DistributedFractals is a command-line application for rendering fractals (e.g., Mandelbrot and Julia sets) using CPU-based parallelism with MPI. It enables high-resolution image generation across multiple processing units, making it suitable for both local and distributed rendering setups.
This project explores the intersection of fractal rendering and distributed computing using the Message Passing Interface (MPI). The main goals are:
- Efficiently generate complex fractal images using CPU parallelism.
- Provide flexibility via a command-line interface for full customization.
- High-resolution fractal rendering using MPI-based parallelism
- Implements a master/worker architecture:
- The master process generates a queue of image blocks (tasks).
- Workers pull tasks dynamically as they finish their current ones, ensuring better load balancing.
- Each block contributes to a portion of the final image.
- Support for Mandelbrot and Julia sets (extensible)
- Adjustable rendering parameters via CLI
- Interactive fractal exploration with zoom support
- Multiple output modes: save to disk or stream via network
⚠️ Note: This project currently supports Linux only. It relies on POSIX features and has not been tested on Windows or macOS.
- CMake >= 3.14
- MPI implementation (e.g., MPICH or OpenMPI)
sudo apt install openmpi-bin libopenmpi-dev openmpi-common
- C++17-compatible compiler
To compile the project:
mkdir build
cd build
cmake -DCMAKE_CXX_COMPILER=mpicxx -DCMAKE_BUILD_TYPE=Release -DCMAKE_CXX_FLAGS="-O3" ..
make
## To run the distributed version with 8 processes
mpirun -np 8 ./fractal_mpi
## This renders a Mandelbrot image using 4 processes and saves it to mandelbrot.png.
mpirun -np 4 ./fractal_mpi -w 1080 -h 720 -z 1 -cx -0.7 -cy 0.0 -i 64 -t 0 -s 4 -od mandelbrot.png
A non-MPI version is also available:
./sequential
To run the program on a cluster using MPI, follow these steps:
- Create a
hostfile
: This file should contain the IP addresses or hostnames of the cluster nodes, one per line. For example:
# hostfile
192.168.1.1
192.168.1.2
192.168.1.3
- Run the program with
mpirun
: Use the-hostfile
option to specify your custom hostfile:
mpirun -np 8 -hostfile hostfile ./fractal_mpi
After the image is generated, the program can output at the following modes:
- Disk: Stores the generated image in the specified output filepath
- Network: Connects to a remote server and sends the generated .png image buffer through TCP. Note that this involves a server. A simple implementation of this server is located at
src/scripts/image_server.py
Option(s) | Argument(s) | Description |
---|---|---|
-od , --output_disk |
[opt filename] |
Save output image to disk.
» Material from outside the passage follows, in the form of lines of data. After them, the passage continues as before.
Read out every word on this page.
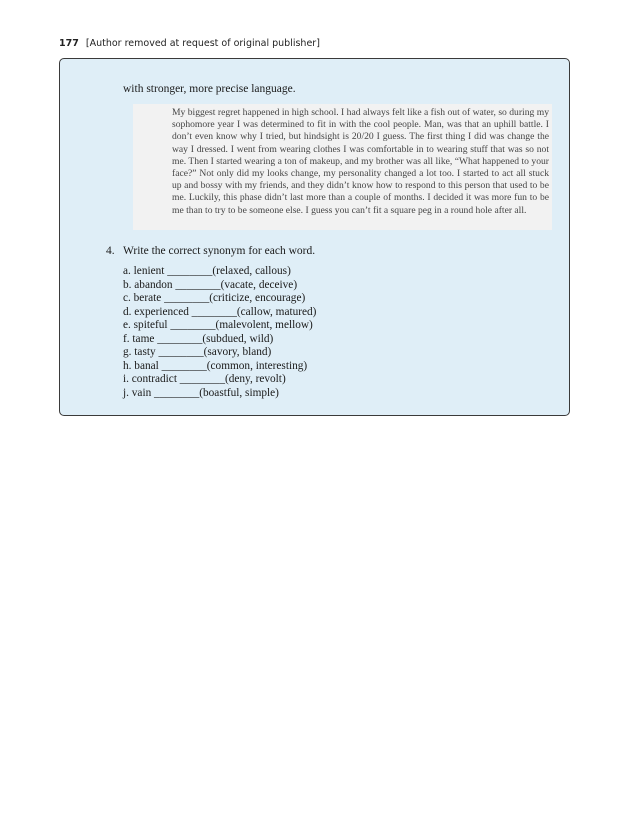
177 [Author removed at request of original publisher]
with stronger, more precise language.

My biggest regret happened in high school. I had always felt like a fish out of water, so during my sophomore year I was determined to fit in with the cool people. Man, was that an uphill battle. I don’t even know why I tried, but hindsight is 20/20 I guess. The first thing I did was change the way I dressed. I went from wearing clothes I was comfortable in to wearing stuff that was so not me. Then I started wearing a ton of makeup, and my brother was all like, “What happened to your face?” Not only did my looks change, my personality changed a lot too. I started to act all stuck up and bossy with my friends, and they didn’t know how to respond to this person that used to be me. Luckily, this phase didn’t last more than a couple of months. I decided it was more fun to be me than to try to be someone else. I guess you can’t fit a square peg in a round hole after all.

4. Write the correct synonym for each word.
a. lenient ________(relaxed, callous)
b. abandon ________(vacate, deceive)
c. berate ________(criticize, encourage)
d. experienced ________(callow, matured)
e. spiteful ________(malevolent, mellow)
f. tame ________(subdued, wild)
g. tasty ________(savory, bland)
h. banal ________(common, interesting)
i. contradict ________(deny, revolt)
j. vain ________(boastful, simple)
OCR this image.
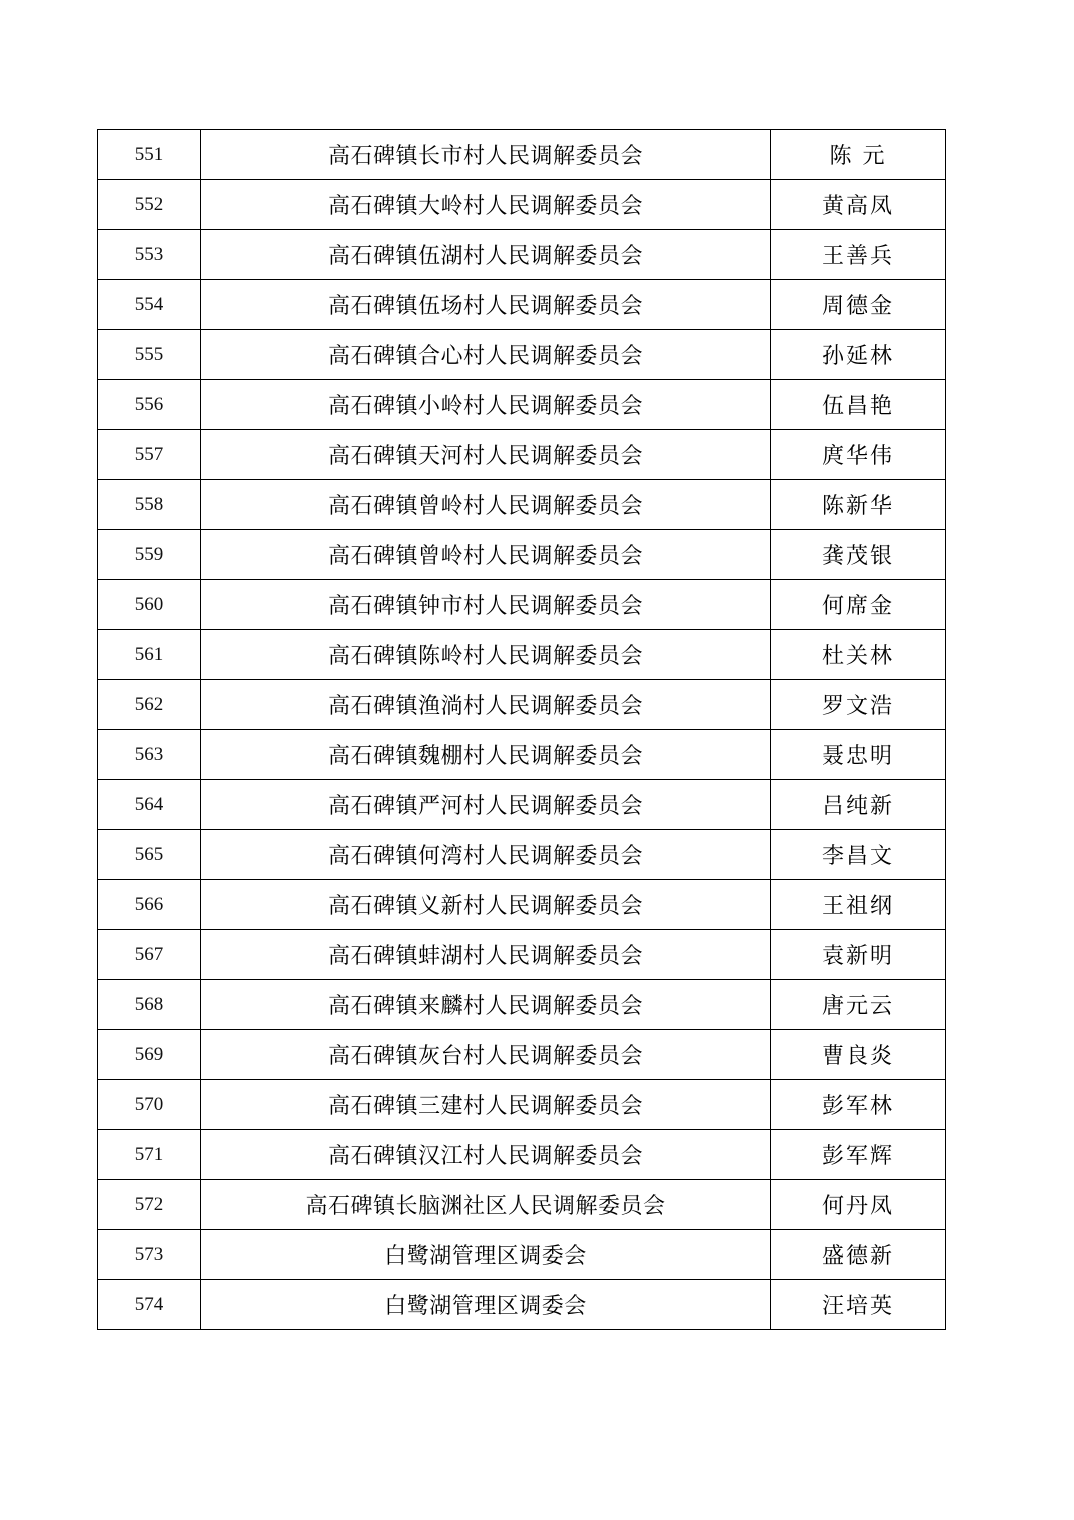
551	高石碑镇长市村人民调解委员会	陈 元
552	高石碑镇大岭村人民调解委员会	黄高凤
553	高石碑镇伍湖村人民调解委员会	王善兵
554	高石碑镇伍场村人民调解委员会	周德金
555	高石碑镇合心村人民调解委员会	孙延林
556	高石碑镇小岭村人民调解委员会	伍昌艳
557	高石碑镇天河村人民调解委员会	庹华伟
558	高石碑镇曾岭村人民调解委员会	陈新华
559	高石碑镇曾岭村人民调解委员会	龚茂银
560	高石碑镇钟市村人民调解委员会	何席金
561	高石碑镇陈岭村人民调解委员会	杜关林
562	高石碑镇渔淌村人民调解委员会	罗文浩
563	高石碑镇魏棚村人民调解委员会	聂忠明
564	高石碑镇严河村人民调解委员会	吕纯新
565	高石碑镇何湾村人民调解委员会	李昌文
566	高石碑镇义新村人民调解委员会	王祖纲
567	高石碑镇蚌湖村人民调解委员会	袁新明
568	高石碑镇来麟村人民调解委员会	唐元云
569	高石碑镇灰台村人民调解委员会	曹良炎
570	高石碑镇三建村人民调解委员会	彭军林
571	高石碑镇汉江村人民调解委员会	彭军辉
572	高石碑镇长脑渊社区人民调解委员会	何丹凤
573	白鹭湖管理区调委会	盛德新
574	白鹭湖管理区调委会	汪培英
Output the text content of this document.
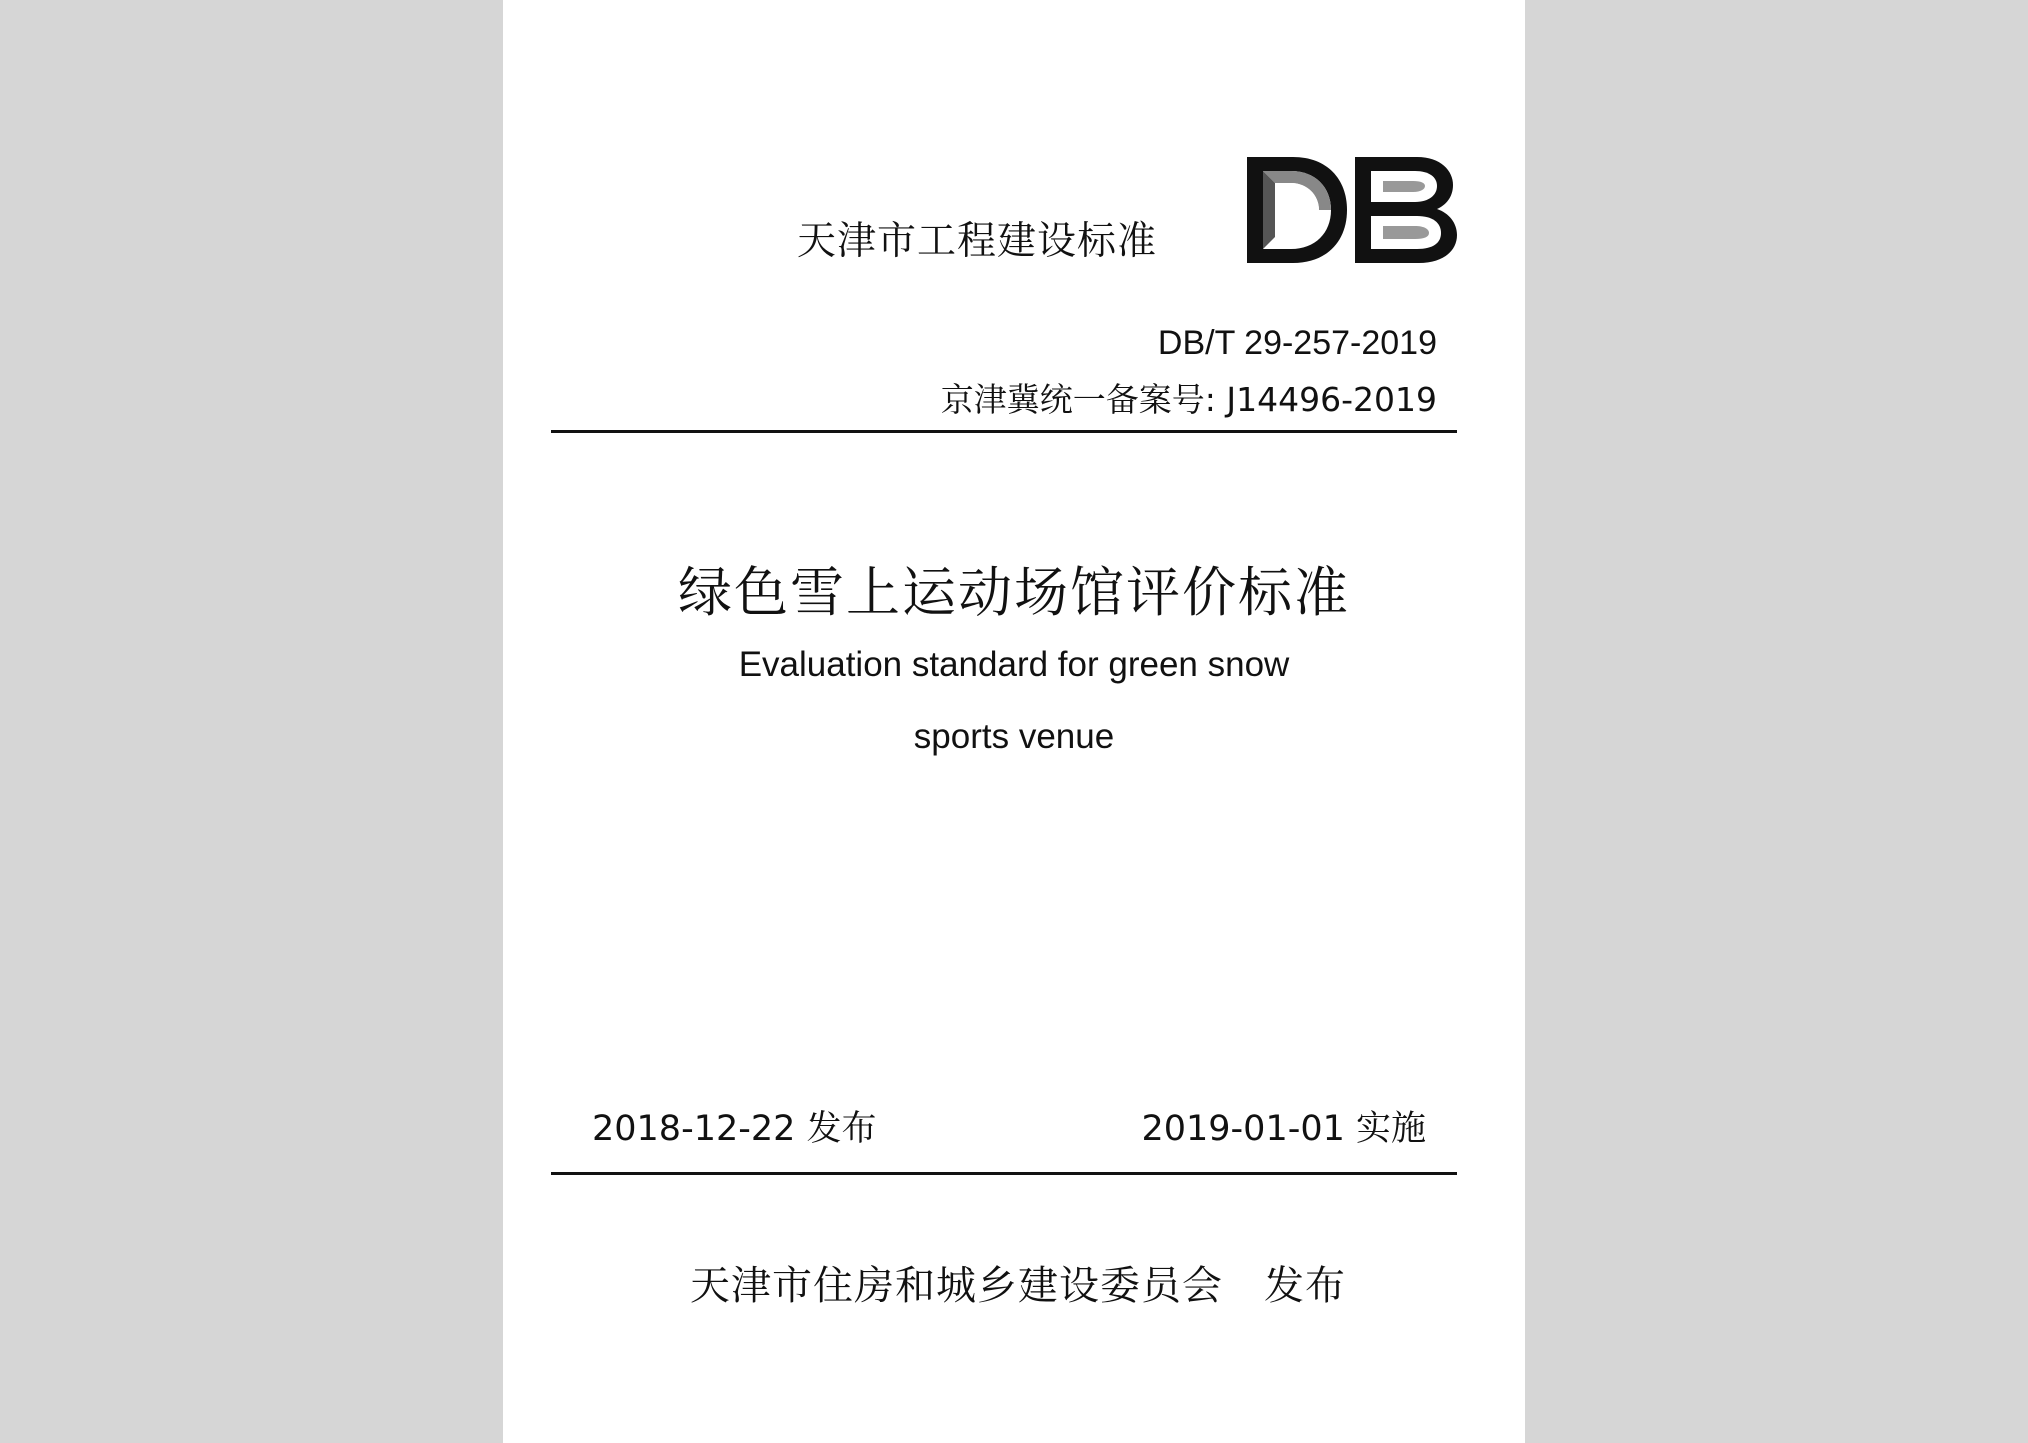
天津市工程建设标准
DB/T 29-257-2019
京津冀统一备案号: J14496-2019
绿色雪上运动场馆评价标准
Evaluation standard for green snow
sports venue
2018-12-22 发布	2019-01-01 实施
天津市住房和城乡建设委员会　发布
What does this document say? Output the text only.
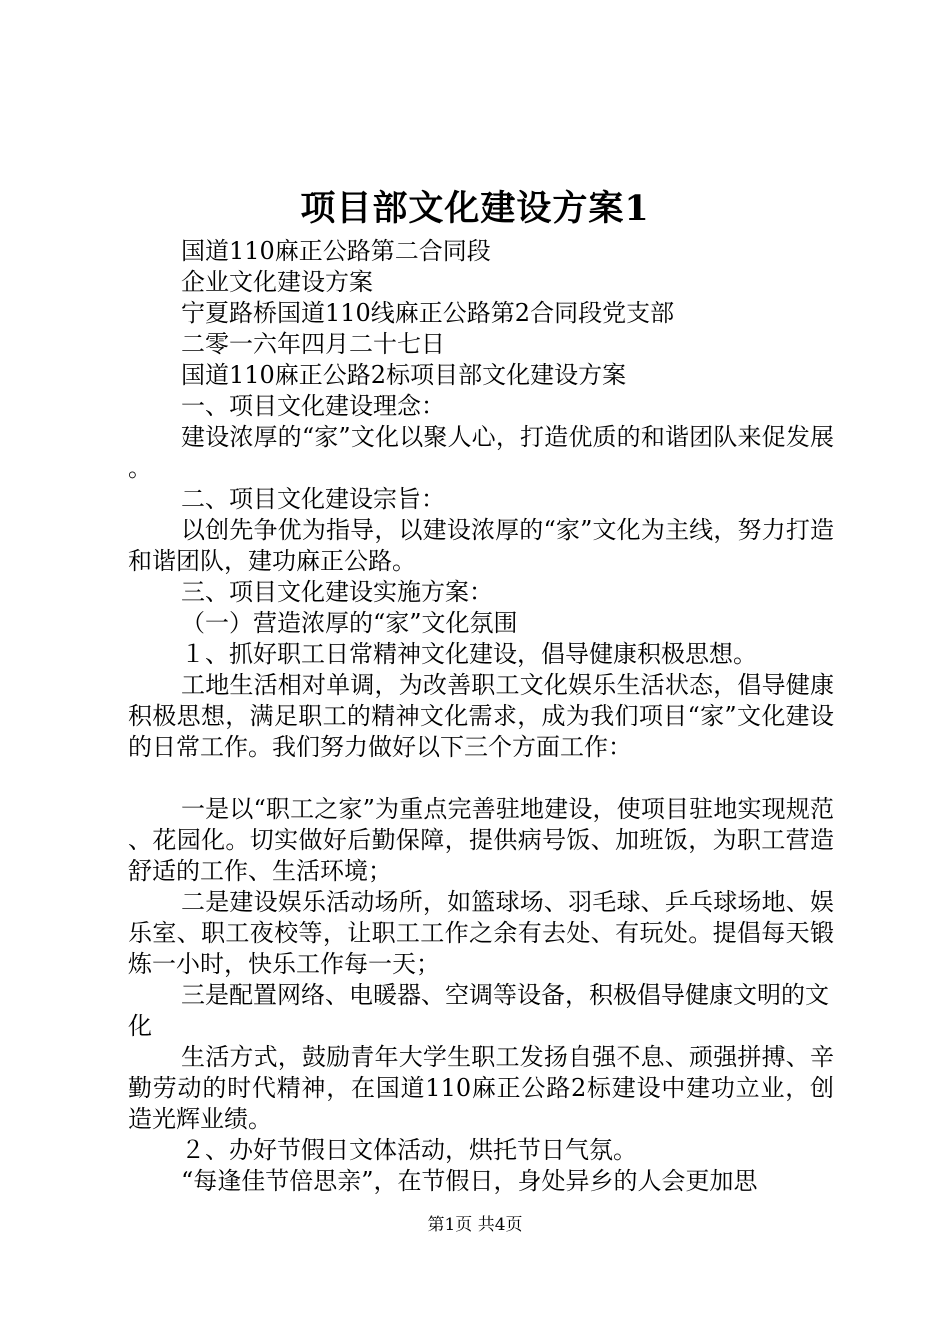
项目部文化建设方案1

国道110麻正公路第二合同段

企业文化建设方案

宁夏路桥国道110线麻正公路第2合同段党支部

二零一六年四月二十七日

国道110麻正公路2标项目部文化建设方案

一、项目文化建设理念：

建设浓厚的“家”文化以聚人心，打造优质的和谐团队来促发展。

二、项目文化建设宗旨：

以创先争优为指导，以建设浓厚的“家”文化为主线，努力打造和谐团队，建功麻正公路。

三、项目文化建设实施方案：

（一）营造浓厚的“家”文化氛围

１、抓好职工日常精神文化建设，倡导健康积极思想。

工地生活相对单调，为改善职工文化娱乐生活状态，倡导健康积极思想，满足职工的精神文化需求，成为我们项目“家”文化建设的日常工作。我们努力做好以下三个方面工作：

一是以“职工之家”为重点完善驻地建设，使项目驻地实现规范、花园化。切实做好后勤保障，提供病号饭、加班饭，为职工营造舒适的工作、生活环境；

二是建设娱乐活动场所，如篮球场、羽毛球、乒乓球场地、娱乐室、职工夜校等，让职工工作之余有去处、有玩处。提倡每天锻炼一小时，快乐工作每一天；

三是配置网络、电暖器、空调等设备，积极倡导健康文明的文化

生活方式，鼓励青年大学生职工发扬自强不息、顽强拼搏、辛勤劳动的时代精神，在国道110麻正公路2标建设中建功立业，创造光辉业绩。

２、办好节假日文体活动，烘托节日气氛。

“每逢佳节倍思亲”，在节假日，身处异乡的人会更加思

第1页 共4页
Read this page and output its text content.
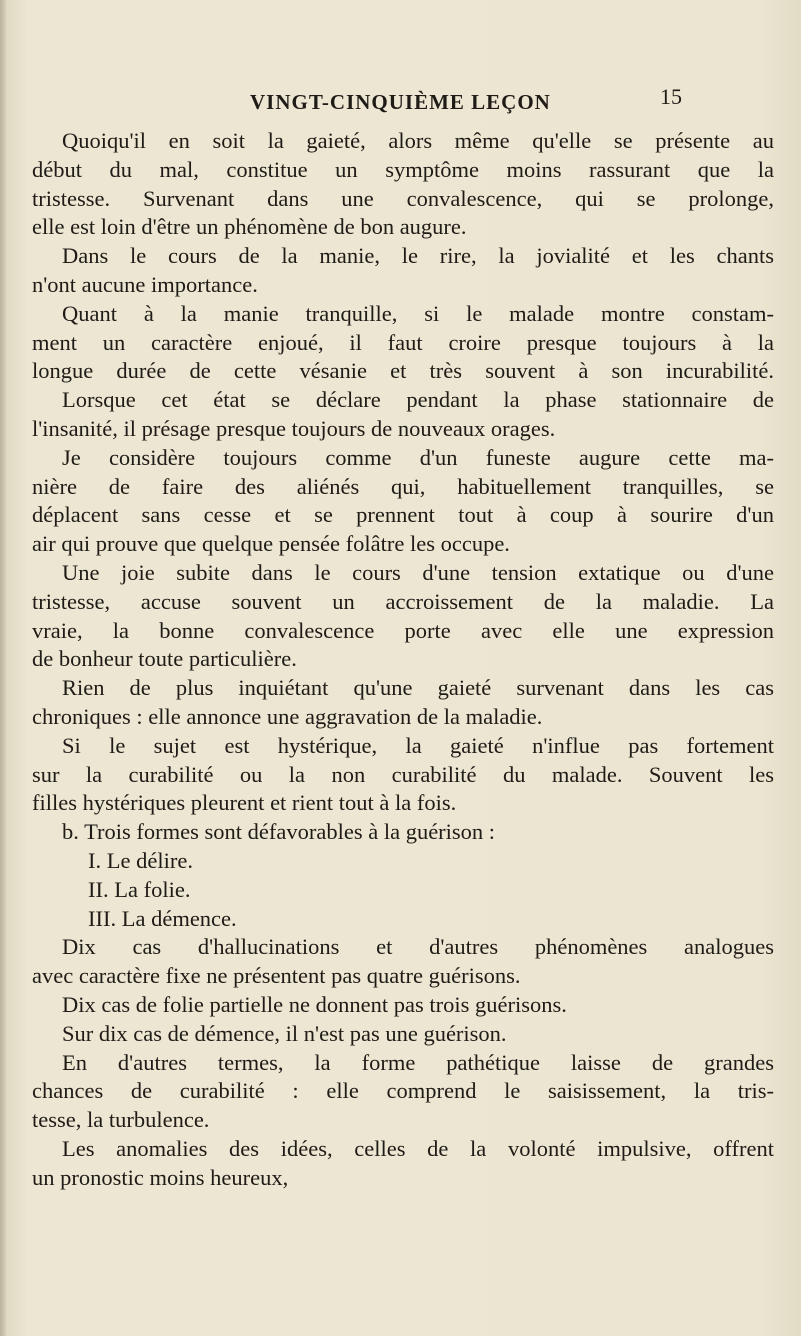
VINGT-CINQUIÈME LEÇON	15
Quoiqu'il en soit la gaieté, alors même qu'elle se présente au
début du mal, constitue un symptôme moins rassurant que la
tristesse. Survenant dans une convalescence, qui se prolonge,
elle est loin d'être un phénomène de bon augure.
Dans le cours de la manie, le rire, la jovialité et les chants
n'ont aucune importance.
Quant à la manie tranquille, si le malade montre constam-
ment un caractère enjoué, il faut croire presque toujours à la
longue durée de cette vésanie et très souvent à son incurabilité.
Lorsque cet état se déclare pendant la phase stationnaire de
l'insanité, il présage presque toujours de nouveaux orages.
Je considère toujours comme d'un funeste augure cette ma-
nière de faire des aliénés qui, habituellement tranquilles, se
déplacent sans cesse et se prennent tout à coup à sourire d'un
air qui prouve que quelque pensée folâtre les occupe.
Une joie subite dans le cours d'une tension extatique ou d'une
tristesse, accuse souvent un accroissement de la maladie. La
vraie, la bonne convalescence porte avec elle une expression
de bonheur toute particulière.
Rien de plus inquiétant qu'une gaieté survenant dans les cas
chroniques : elle annonce une aggravation de la maladie.
Si le sujet est hystérique, la gaieté n'influe pas fortement
sur la curabilité ou la non curabilité du malade. Souvent les
filles hystériques pleurent et rient tout à la fois.
b. Trois formes sont défavorables à la guérison :
I. Le délire.
II. La folie.
III. La démence.
Dix cas d'hallucinations et d'autres phénomènes analogues
avec caractère fixe ne présentent pas quatre guérisons.
Dix cas de folie partielle ne donnent pas trois guérisons.
Sur dix cas de démence, il n'est pas une guérison.
En d'autres termes, la forme pathétique laisse de grandes
chances de curabilité : elle comprend le saisissement, la tris-
tesse, la turbulence.
Les anomalies des idées, celles de la volonté impulsive, offrent
un pronostic moins heureux,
Defaults to output.png . |
-on , --output_network |
[opt IP [opt port]] |
Send output image over TCP. Defaults to IP 0.0.0.0 , port 5001 . |
-w , --width |
<int> |
Image width in pixels. |
-h , --height |
<int> |
Image height in pixels. |
-s , --samples |
<int> |
Number of MSAA samples. Must be a perfect square number |
-b , --block_size |
<int> |
Size in pixels of the MPI image task. |
-z , --zoom |
<float> |
Zoom level of the camera. |
-cx , --camera_x |
<float> |
Camera X position. |
-cy , --camera_y |
<float> |
Camera Y position. |
-i , --iterations |
<int> |
Max iterations for fractal. |
-t , --type |
<int> |
Fractal type ID. |
--color_mode |
<int> |
Color mode type ID. |
--julia-cx |
<float> |
Real component of Julia set C constant. |
--julia-cy |
<float> |
Imaginary component of Julia set C constant. |
--quiet |
(none) | Disables all console messages. |
--help |
(none) | Show this help message. |
A simple interactive visualizer is also included, built using Python and Pygame. This viewer allows users to explore the fractal image by zooming into selected regions. It accepts the same command-line arguments as the fractal renderer and passes them directly to the compiled executable. Therefore, make sure the renderer has already been built before running the visualizer.
Creating python virtual environment
cd src/scripts
python3 -m venv .venv
source .venv/bin/activate
Installing pygame
pip install pygame
python3 ./interactive_visualizer.py
You can also specify the number of mpi processors with argument --np <x>
and the rendering executable path --executable_path <path>
.
This project also includes a simple video renderer script that generates a sequence of frames to create a video. It repeatedly executes the compiled binary while interpolating the camera position and zoom level across frames.
For the initial version of this project, a detailed whitepaper was created that delves into the implementation intricacies, emphasizing experimentation and the parallel programming architecture behind it. You can access the whitepaper in its dedicated repository, available under the releases section.